DAATM – Fringe Report

“one of the gems of the festival”
“supremely professional entertainment of the highest calibre”

 

Drags Aloud at the Movies

Fringe Report

“one of the gems of the festival”
“supremely professional entertainment of the highest calibre”

Jessica James, Amanda Monroe, Kris Del Vayze and Linda Lamont are quite definitely stars. They are supreme movement artists and dancers who entertained the late night Festival audience with masterful playing of glorious women in splendid dresses.

Jessica James’s beautiful costume designs are one key to the shining beauty of the show, more than matched by the wry humour and extra-ordinarily shapely legs of these delightful men in high heels dancing divinely. The sound track is a clever vehicle for their send up/homage to great movies, played with panache and precision. The tiny theatre space is filled with their vibrant, over-the-top characters. Their comic timing is always perfect, down to the last eyelash, as they play off one another beautifully to create scenes filled with good humoured rivalry and Hollywood glamour.

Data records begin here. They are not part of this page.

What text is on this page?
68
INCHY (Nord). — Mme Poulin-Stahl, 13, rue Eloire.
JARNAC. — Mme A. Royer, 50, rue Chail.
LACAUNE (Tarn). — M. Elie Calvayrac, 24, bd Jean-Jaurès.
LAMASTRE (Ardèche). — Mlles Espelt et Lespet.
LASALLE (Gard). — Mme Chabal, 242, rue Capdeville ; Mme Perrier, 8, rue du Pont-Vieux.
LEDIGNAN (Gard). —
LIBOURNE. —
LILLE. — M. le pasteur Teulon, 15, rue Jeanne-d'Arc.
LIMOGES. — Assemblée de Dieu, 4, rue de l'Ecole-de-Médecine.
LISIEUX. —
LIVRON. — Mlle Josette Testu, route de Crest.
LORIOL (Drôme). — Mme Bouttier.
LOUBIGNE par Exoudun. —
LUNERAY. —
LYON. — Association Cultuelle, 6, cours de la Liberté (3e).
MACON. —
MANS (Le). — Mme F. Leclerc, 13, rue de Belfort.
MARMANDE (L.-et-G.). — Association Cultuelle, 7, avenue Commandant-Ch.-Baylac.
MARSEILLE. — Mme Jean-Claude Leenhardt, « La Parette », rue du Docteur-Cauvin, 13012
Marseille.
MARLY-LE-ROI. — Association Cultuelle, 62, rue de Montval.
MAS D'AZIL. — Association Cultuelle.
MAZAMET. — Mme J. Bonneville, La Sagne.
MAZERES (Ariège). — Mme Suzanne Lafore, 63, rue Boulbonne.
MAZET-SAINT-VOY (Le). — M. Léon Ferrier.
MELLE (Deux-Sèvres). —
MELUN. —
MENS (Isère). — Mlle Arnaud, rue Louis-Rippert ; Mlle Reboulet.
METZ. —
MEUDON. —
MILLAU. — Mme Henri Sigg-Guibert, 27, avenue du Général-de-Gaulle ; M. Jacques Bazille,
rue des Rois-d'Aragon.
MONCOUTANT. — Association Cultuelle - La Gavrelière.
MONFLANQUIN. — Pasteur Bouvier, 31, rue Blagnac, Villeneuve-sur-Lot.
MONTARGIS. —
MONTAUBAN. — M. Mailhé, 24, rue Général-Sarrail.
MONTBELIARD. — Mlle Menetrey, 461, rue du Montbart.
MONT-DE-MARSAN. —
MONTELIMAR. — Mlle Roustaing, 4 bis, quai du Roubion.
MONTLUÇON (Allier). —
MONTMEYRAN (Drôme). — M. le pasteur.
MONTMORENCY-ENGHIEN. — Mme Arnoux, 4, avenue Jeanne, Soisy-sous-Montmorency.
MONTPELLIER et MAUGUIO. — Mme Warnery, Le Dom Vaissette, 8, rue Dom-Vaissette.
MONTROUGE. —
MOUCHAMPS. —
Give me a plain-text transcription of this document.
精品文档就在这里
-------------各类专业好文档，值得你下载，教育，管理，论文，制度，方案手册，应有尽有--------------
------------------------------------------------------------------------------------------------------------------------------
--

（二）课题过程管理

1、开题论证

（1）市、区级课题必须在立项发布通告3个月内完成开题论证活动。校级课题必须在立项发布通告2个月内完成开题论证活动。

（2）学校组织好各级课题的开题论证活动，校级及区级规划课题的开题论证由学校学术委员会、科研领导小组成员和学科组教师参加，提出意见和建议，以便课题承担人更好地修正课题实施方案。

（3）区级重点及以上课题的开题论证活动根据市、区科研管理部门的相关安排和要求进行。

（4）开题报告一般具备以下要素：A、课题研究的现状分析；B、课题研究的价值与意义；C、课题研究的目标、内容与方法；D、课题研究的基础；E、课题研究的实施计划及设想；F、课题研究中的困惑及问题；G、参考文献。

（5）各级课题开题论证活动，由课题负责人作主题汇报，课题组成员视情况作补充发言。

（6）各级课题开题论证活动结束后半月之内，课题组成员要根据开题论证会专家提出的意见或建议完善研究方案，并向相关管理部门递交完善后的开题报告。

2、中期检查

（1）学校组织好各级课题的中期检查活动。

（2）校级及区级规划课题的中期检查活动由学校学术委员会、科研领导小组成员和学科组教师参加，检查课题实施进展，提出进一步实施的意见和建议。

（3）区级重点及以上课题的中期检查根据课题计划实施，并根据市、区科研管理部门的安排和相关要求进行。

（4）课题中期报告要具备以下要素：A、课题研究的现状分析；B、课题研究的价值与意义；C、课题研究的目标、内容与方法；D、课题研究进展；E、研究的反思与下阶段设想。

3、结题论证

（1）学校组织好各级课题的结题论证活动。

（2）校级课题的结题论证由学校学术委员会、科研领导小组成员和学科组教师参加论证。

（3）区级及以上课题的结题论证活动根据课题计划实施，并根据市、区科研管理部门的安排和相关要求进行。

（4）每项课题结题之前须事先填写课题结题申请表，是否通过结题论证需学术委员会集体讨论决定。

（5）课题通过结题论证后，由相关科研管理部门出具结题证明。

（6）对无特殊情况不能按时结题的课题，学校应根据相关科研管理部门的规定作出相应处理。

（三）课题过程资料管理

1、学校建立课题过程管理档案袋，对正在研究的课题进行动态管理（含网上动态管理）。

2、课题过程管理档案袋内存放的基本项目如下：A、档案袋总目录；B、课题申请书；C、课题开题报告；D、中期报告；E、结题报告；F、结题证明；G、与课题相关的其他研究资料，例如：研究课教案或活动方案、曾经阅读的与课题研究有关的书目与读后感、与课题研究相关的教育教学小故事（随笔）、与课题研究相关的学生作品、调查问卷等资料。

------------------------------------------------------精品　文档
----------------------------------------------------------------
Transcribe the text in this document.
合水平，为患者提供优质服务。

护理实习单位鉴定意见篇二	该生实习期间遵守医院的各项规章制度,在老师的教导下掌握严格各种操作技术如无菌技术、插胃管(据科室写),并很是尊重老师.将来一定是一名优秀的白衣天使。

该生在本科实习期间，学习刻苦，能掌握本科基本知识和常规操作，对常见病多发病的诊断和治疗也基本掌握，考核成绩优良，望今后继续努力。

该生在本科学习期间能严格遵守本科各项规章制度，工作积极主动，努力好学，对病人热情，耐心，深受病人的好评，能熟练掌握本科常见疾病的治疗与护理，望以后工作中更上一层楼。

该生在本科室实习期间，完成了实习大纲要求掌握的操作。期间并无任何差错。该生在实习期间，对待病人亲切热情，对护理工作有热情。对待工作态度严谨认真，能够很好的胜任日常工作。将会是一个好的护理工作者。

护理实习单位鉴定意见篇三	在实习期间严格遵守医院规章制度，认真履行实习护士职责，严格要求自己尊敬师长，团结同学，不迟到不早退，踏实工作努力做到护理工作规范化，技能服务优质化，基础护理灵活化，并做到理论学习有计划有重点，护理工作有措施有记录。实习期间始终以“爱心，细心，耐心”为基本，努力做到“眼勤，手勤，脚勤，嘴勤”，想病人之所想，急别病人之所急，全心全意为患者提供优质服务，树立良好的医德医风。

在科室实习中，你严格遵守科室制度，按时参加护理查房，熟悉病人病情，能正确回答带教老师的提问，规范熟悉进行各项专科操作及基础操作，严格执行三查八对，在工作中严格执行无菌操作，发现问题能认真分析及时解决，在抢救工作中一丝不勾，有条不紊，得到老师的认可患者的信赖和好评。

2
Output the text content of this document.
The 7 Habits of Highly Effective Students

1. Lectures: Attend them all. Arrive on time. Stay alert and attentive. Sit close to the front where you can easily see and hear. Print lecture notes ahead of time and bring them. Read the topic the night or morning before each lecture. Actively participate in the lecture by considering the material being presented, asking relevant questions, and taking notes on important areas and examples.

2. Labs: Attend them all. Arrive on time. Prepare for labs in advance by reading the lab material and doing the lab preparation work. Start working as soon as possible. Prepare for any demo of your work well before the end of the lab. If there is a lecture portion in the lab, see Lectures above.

When they are not on stage they are on screen playing a medley of other characters discussing what films they wish to work upon. These ‘movie’ fillers are necessary to allow for complete costume changes and are splendidly funny. They are put together as rough “rushes”, keeping the audience entertained while setting up each scene.

Jessica James writes and directs the shows as well as performing. The deadpan humour of her movement and her famed “ belligerent dancing “ are on display from the top of the show and never fail to raise a belly laugh while the feather-light Linda Lamont leaps and pirouettes elegantly in truly balletic prima donna style, wearing high heels in which it would challenge most women to simply walk elegantly. Linda’s “Dorothy” is a delight, full of mischief and youthful charm. Her face is a mobile picture book and her dancing is wonderful throughout. Kris Del Vayze has a dry wit which permeates her performance, whether as a woman in lovely dresses or as a man in trousers and high heels. His eyes are poetically powerful and her high kicks display legs which would be the envy of many a model. As the Big Cat she is splendidly mean and very funny. Her command of the movement from the pinky to the instep is laced with experience and stunning accuracy. She also assists with the costuming and the very tight, professional choreography of Drags Aloud shows. Amanda Monroe is a curvy sensuous character with a soft wicked sense of humour. She is the one most likely to convince the unsuspecting she is a woman since her décolletage looks great in a low cut gown. Her mobile face and elegant arms bring great charm to the stage. She plays many lovely “ dumb “characters, including a glamorous foil to Jessica’s Titanic granny, with consummate grace.

Each of the performers is glorious and all together they create breathtakingly astonishing brilliance. This Australian Company struck a chord with everyone in the mixed age, mixed race, Edinburgh Festival audience and I suspect they could hold their own in any homophobic working men’s club . It is wonderful to see truly beautiful costumes of such creativity worn by people who possess all the skills to display them well, entertain with gusto and create laughter with each step. Do go and see Drags Aloud at the Movies. You will have treated yourself to one of the gems of the festival.